The last of the wranglers lay unconscious next to scattered nets and tasers. The animals exulted. The plan was a success. They realized it, and began to fight. In the joy of liberation, they made brutal attacks on each other, tearing and clawing, crushing each other beneath their agitated hooves and talons. Mysterious, the orangutan who, according to the animals, sparked the entire movement, remained in his cage for the whole revolt, repeating out loud the same visions of the wild as before.

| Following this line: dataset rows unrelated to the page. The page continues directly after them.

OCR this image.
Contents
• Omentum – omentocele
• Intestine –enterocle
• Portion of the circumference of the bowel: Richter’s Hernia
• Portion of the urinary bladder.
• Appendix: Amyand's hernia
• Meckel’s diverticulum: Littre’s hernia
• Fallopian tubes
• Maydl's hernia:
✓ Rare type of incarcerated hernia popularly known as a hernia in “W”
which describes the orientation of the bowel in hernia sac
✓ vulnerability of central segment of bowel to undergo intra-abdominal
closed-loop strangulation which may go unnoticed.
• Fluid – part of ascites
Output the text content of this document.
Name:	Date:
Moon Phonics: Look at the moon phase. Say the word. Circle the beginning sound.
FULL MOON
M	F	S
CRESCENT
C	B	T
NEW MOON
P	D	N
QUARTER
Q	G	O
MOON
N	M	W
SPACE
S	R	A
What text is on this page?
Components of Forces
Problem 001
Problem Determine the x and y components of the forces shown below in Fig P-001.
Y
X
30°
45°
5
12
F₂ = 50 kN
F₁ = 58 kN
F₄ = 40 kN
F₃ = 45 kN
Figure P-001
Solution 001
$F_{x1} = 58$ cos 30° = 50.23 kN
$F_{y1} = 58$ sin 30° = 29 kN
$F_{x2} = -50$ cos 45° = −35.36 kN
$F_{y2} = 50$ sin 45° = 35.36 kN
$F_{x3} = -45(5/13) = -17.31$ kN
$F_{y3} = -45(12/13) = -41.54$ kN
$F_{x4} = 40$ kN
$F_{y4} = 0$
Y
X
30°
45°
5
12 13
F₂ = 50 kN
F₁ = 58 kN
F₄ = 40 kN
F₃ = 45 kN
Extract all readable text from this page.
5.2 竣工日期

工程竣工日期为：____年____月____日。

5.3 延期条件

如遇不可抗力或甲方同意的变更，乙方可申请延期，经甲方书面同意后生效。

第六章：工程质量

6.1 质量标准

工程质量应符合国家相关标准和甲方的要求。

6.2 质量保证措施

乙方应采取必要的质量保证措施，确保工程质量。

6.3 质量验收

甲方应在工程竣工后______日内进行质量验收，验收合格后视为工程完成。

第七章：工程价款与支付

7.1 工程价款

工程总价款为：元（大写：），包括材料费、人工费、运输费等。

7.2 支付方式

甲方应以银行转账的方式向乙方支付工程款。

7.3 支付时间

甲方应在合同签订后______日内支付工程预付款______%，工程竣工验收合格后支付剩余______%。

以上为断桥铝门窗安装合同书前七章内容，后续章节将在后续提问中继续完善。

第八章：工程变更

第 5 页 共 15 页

In the chaos, city animal control swept in, rounded up the escapees, and corralled them to the hospital. An officer reached up, and cracked a giraffe’s nose with a riot baton from sheer unaccountability. Outside the emergency room, the rebellion’s wounded survivors leaned up against the walls along the hallway. They moaned, licked the plaster or bent their vertebrae, scratching up and down them with their claws. Injured bats flew back and forth above their heads, boa constrictors curled up in the corners like fire hoses. The floor was littered with teeth.
The animals looked around, and understood: following emergency medical treatment, they would return to the zoo. They tasted imagined freedom only as aggression and anxiety. They moved too fast, defended without appreciation. A sense of dissipation descended. The real freedom was still lording somewhere in an open plain, where one bird sang before there was law.
A few animals, however, struck out on their own, foregoing treatment. An alligator slunk down the sidewalk. Two squealing boars overturned a hotdog stand. The vendor ran down the block shouting for his father, who taught him to fan cooking smoke to entice customers. The alligator helped itself to dozens of spilled hotdogs, and felt a disorienting combination of joy and disgust. Everything it felt was new. It never went back to its cage.
Against this backdrop, Shlomo the Fool visited the hospital for his friend. The night before, his friend was mugged, hit in the back of the head with a bat. His skull was fractured. He lay on his side, looking out the window of his room at the evening over the city. He could call only some of the words he knew to his mouth. In his light gray eyes, Shlomo saw confusion, betrayal, and guilt. Did his body shrink? Shlomo reached out, took his friend’s hand, and told him the story of the two automatons.
The first automaton, Shlomo began, had a mechanical flaw which made it think the second automaton was itself. The second automaton had a mechanical flaw which made it think both itself and the first automaton were itself. The two automatons stood entangled in the doorway of their maker’s workshop, swimming in each other’s eyes, cycling eternally in each other’s selves, unable to dislodge themselves as they passed back and forth an explosive thought within their fused heart.
Shlomo’s friend squeezed Shlomo’s wrist, as the city raged orange.
Days later, the animals learned the orangutan was himself born in captivity, and had based his descriptions of astonishing vitality—the same that inspired the desire and audacity in his co-prisoners—on scraps of overheard dialog, or his own limited sense impressions.